< What I Learned Teaching Sunday School: A Place Called Simplicity - Conclusion

Thursday, August 19, 2010

A Place Called Simplicity - Conclusion

How do we actually start this journey to simplicity? Realistically we are complex people living in a complex world. The apple has been eaten, the garden gates are closed and at any given time chaos is closing in on all sides!

In order to change, we have to start on the inside. Paul reminded us in Colossians that we who follow Christ have died to the outward attempts of the world to conform us.

Our first step into simplicity isn’t so much to start working on it as it is to slow down. Find time to be alone with the Lord. To just be still and allow Him to quiet our inner being. Isaiah 30:15 says, For thus the Lord GOD, the Holy One of Israel, has said, "In repentance and rest you will be saved, In quietness and trust is your strength." But you were not willing,

Only in quietness can our minds be renewed. We can stop thinking about all the chaos and focus in the One who is perfect peace. Simplicity is a person. And His name is Jesus. He is the way, the truth and the life. He is life itself! If we seek Him first, everything else will be added. We don’t just put Jesus on our to-do list though. He is in every part of our lives. Always. If He’s in the center, then our lives are balanced.

As we grow willing to come into the quiet and spend time with the Lord, we will find ourselves drawn into an ever deepening relationship with Him. A bigger awareness of His presence all around us.

Jesus is first of all God above us. He is a fully functioning part of the Creator God who was here from the foundation of the World. John 1:1 says, “In the beginning was the Word, and the Word was with God, and the Word was God.”

He is the great, exalted One to whom God has given all power and authority and under whose feet God has put all things. That’s from 1 Corinthians 15:24, 27. And He is the one who sits at the right hand of God. Revelation 3:21 says, “”To him who overcomes, I will give the right to sit with me on my throne, just as I overcame and sat down with my Father on his throne.”

We have to understand His greatness. We have to understand our need.

Oswald Chambers said, “I cannot enter His Kingdom as a good man or woman. I can only enter it as a complete pauper.”

He is above us, but He’s also Emmanuel – with us and among us. He didn’t just stay up in the heavens. He drew near. He came down to us. The Creator entered His own creation and lived among His creatures. He became a Brother, a Neighbor and a Friend.

And He is also in us. Galatians 2:20 says, “I have been crucified with Christ and I no longer live, but Christ lives in me. The life I live in the body, I live by faith in the Son of God, who loved me and gave himself for me.”

We are the lamp – He is the light.
We are the glove – He is the hand.
We are the containers – temples to contain His glory. Vessels to contain the new works of His Spirit.

We were not made to be gods, like some New Agers will try to tell us, we were meant to contain God. That’s how His work continues on the earth.

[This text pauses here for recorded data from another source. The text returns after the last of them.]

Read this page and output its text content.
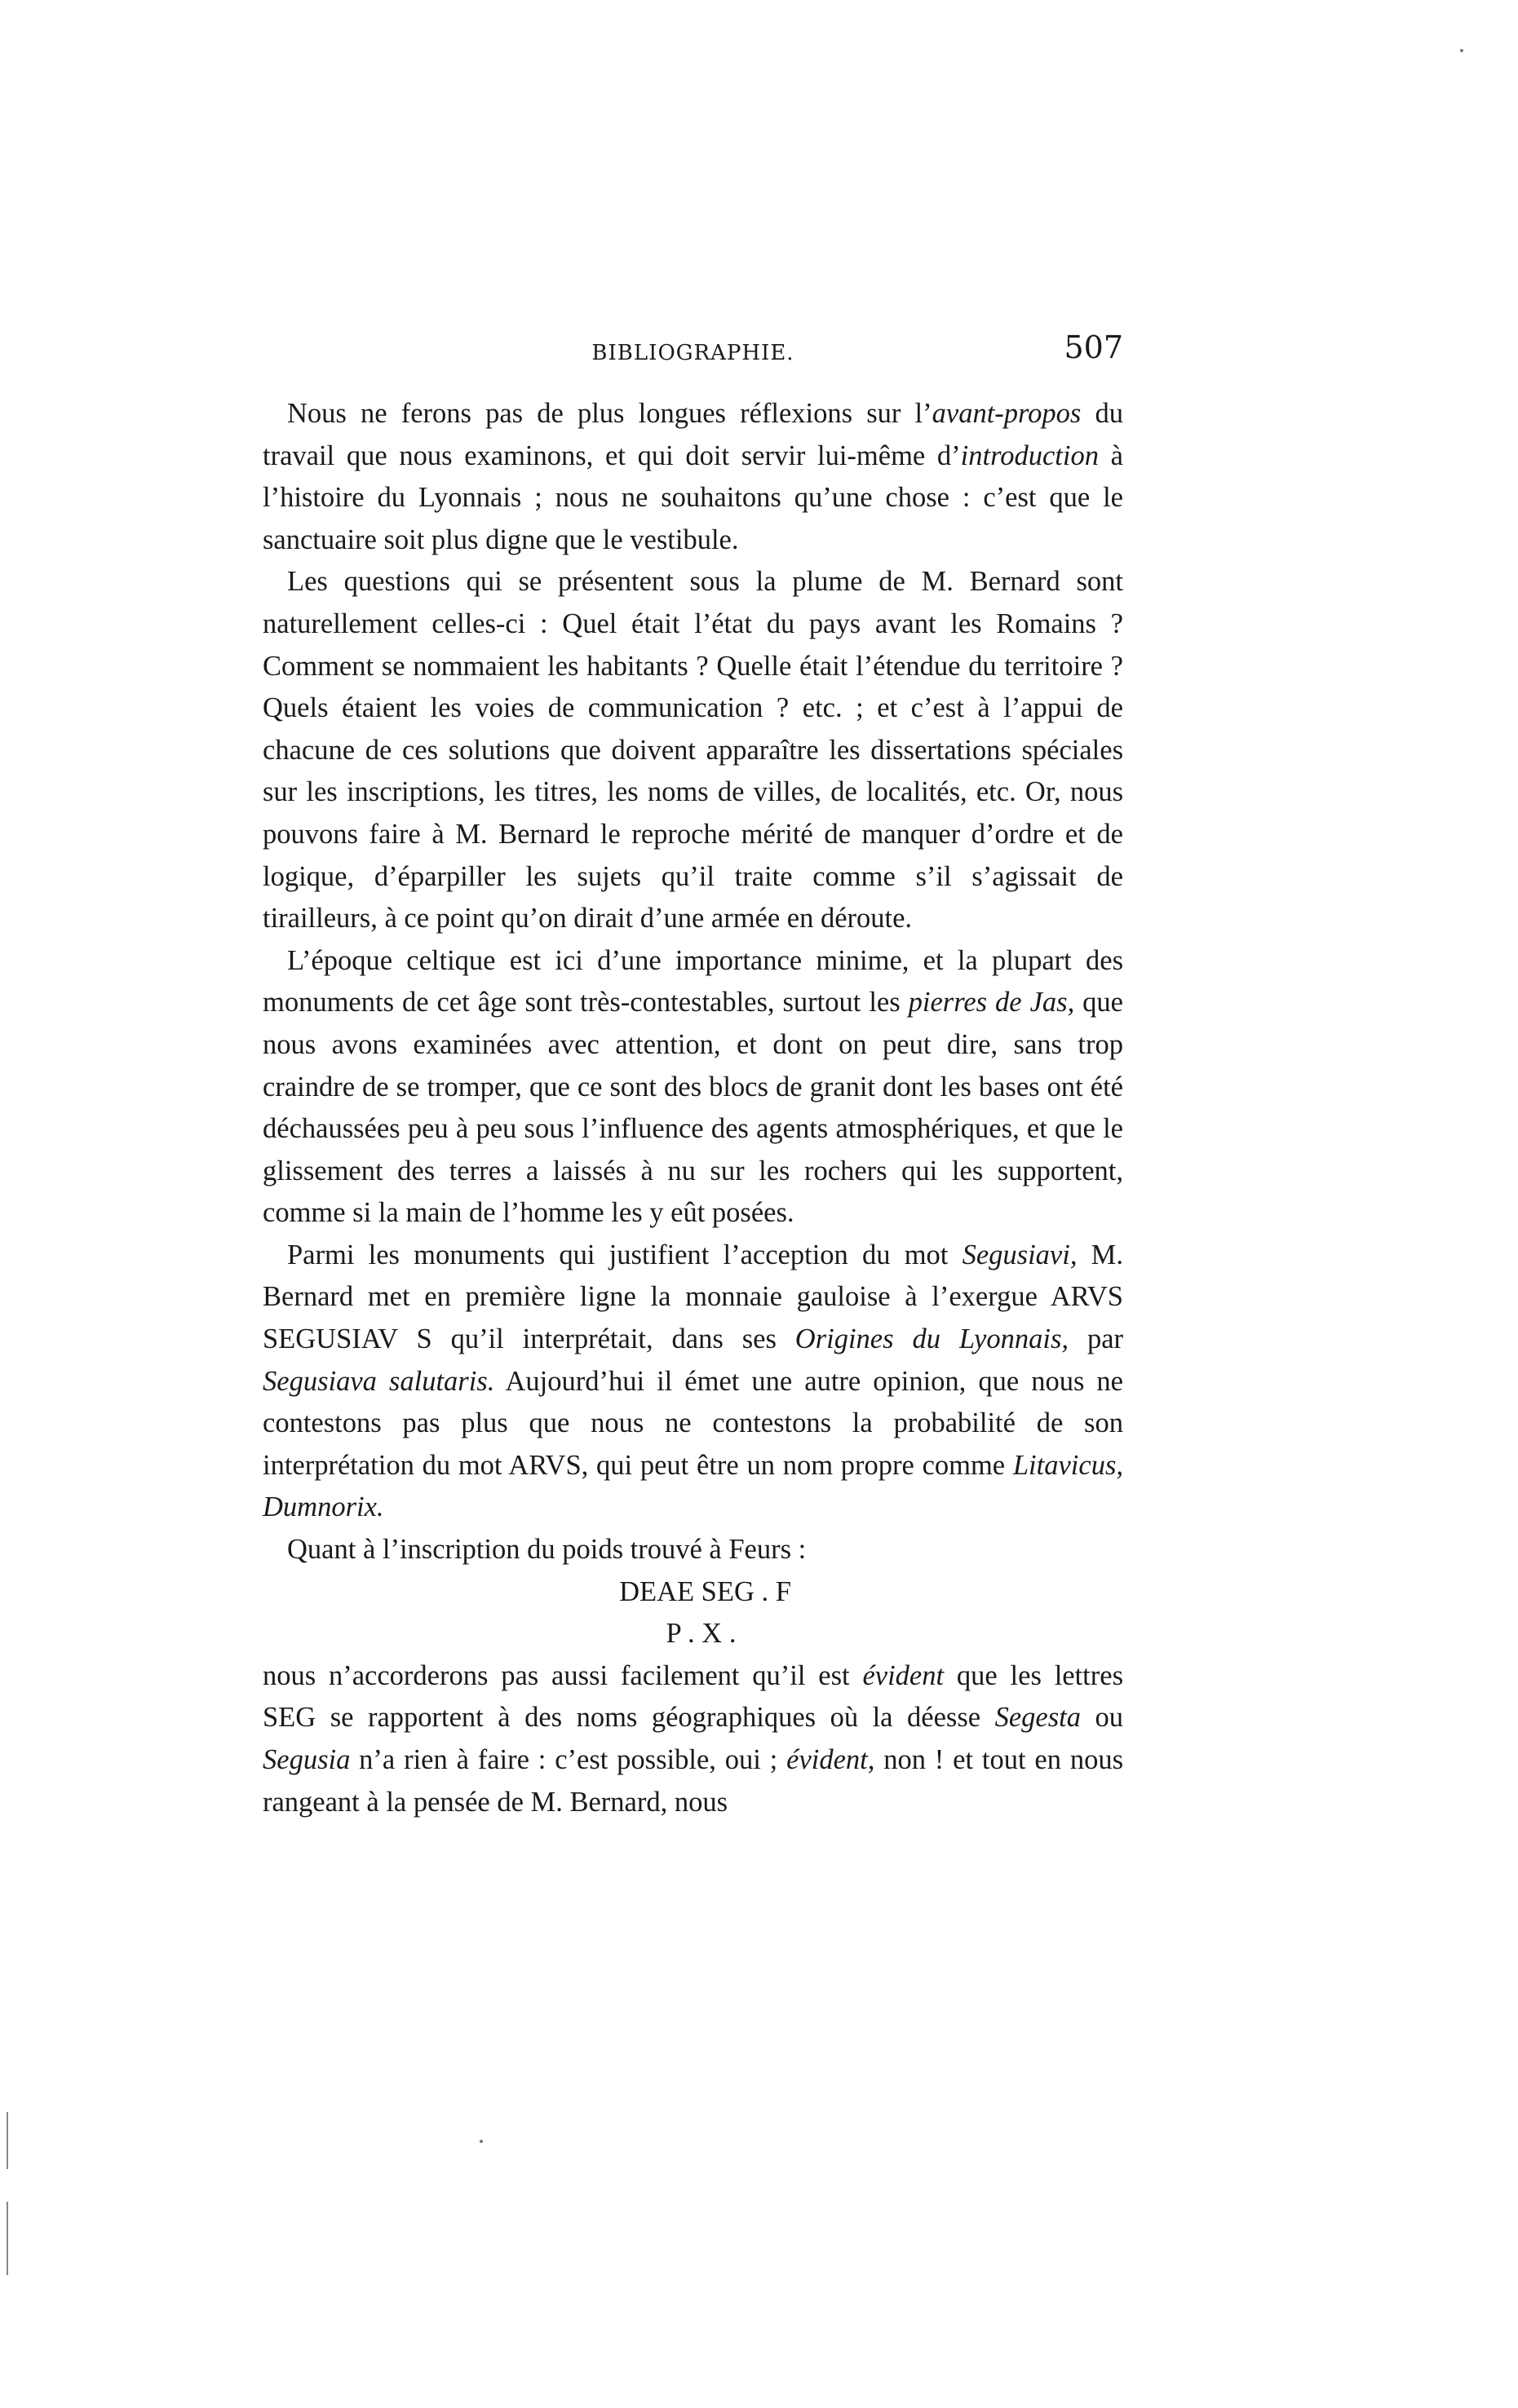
BIBLIOGRAPHIE.	507

Nous ne ferons pas de plus longues réflexions sur l’avant-propos du travail que nous examinons, et qui doit servir lui-même d’introduction à l’histoire du Lyonnais ; nous ne souhaitons qu’une chose : c’est que le sanctuaire soit plus digne que le vestibule.

Les questions qui se présentent sous la plume de M. Bernard sont naturellement celles-ci : Quel était l’état du pays avant les Romains ? Comment se nommaient les habitants ? Quelle était l’étendue du territoire ? Quels étaient les voies de communication ? etc. ; et c’est à l’appui de chacune de ces solutions que doivent apparaître les dissertations spéciales sur les inscriptions, les titres, les noms de villes, de localités, etc. Or, nous pouvons faire à M. Bernard le reproche mérité de manquer d’ordre et de logique, d’éparpiller les sujets qu’il traite comme s’il s’agissait de tirailleurs, à ce point qu’on dirait d’une armée en déroute.

L’époque celtique est ici d’une importance minime, et la plupart des monuments de cet âge sont très-contestables, surtout les pierres de Jas, que nous avons examinées avec attention, et dont on peut dire, sans trop craindre de se tromper, que ce sont des blocs de granit dont les bases ont été déchaussées peu à peu sous l’influence des agents atmosphériques, et que le glissement des terres a laissés à nu sur les rochers qui les supportent, comme si la main de l’homme les y eût posées.

Parmi les monuments qui justifient l’acception du mot Segusiavi, M. Bernard met en première ligne la monnaie gauloise à l’exergue ARVS SEGUSIAV S qu’il interprétait, dans ses Origines du Lyonnais, par Segusiava salutaris. Aujourd’hui il émet une autre opinion, que nous ne contestons pas plus que nous ne contestons la probabilité de son interprétation du mot ARVS, qui peut être un nom propre comme Litavicus, Dumnorix.

Quant à l’inscription du poids trouvé à Feurs :

DEAE SEG . F
P . X .

nous n’accorderons pas aussi facilement qu’il est évident que les lettres SEG se rapportent à des noms géographiques où la déesse Segesta ou Segusia n’a rien à faire : c’est possible, oui ; évident, non ! et tout en nous rangeant à la pensée de M. Bernard, nous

The reason our lives are so hard is every morning we get up and try to do God’s job, calling all the shots, trying to do everything our way, making all the hard decisions on our own. Instead of letting Him take charge.

When I was reading this chapter I suddenly thought that maybe one of the reasons God allows trials in our lives is because when we hit bottom, we finally give up and turn to Him, and finally feel His presence, which has been there all along.

There’s serenity in a surrendered life. What a gift!

Do we have to wait until we’re desperate before we’ll trust Him? No! The serenity of a surrendered life is available to us every day – good days or bad.

When we are tired of trying to be good enough and strong enough and together enough…when we are ready to stop striving and just receive the gift…Jesus is there. Our job is simply to believe that He is who the Bible says He is: the only begotten Son of God the Father, who is at one with God Himself. Our job is to believe He will do what He promised us He’ll do: save us and give us a new and more abundant life. And then we yield. We surrender. We admit to Him we can’t do it by ourselves and we just want to live the life He’s calling us to live.

To the extent that we will let Him, He really will come and live out His life in us.

Then we will be thinking with a Spirit mind and living with a spirit love. And the life He gives us will last forever.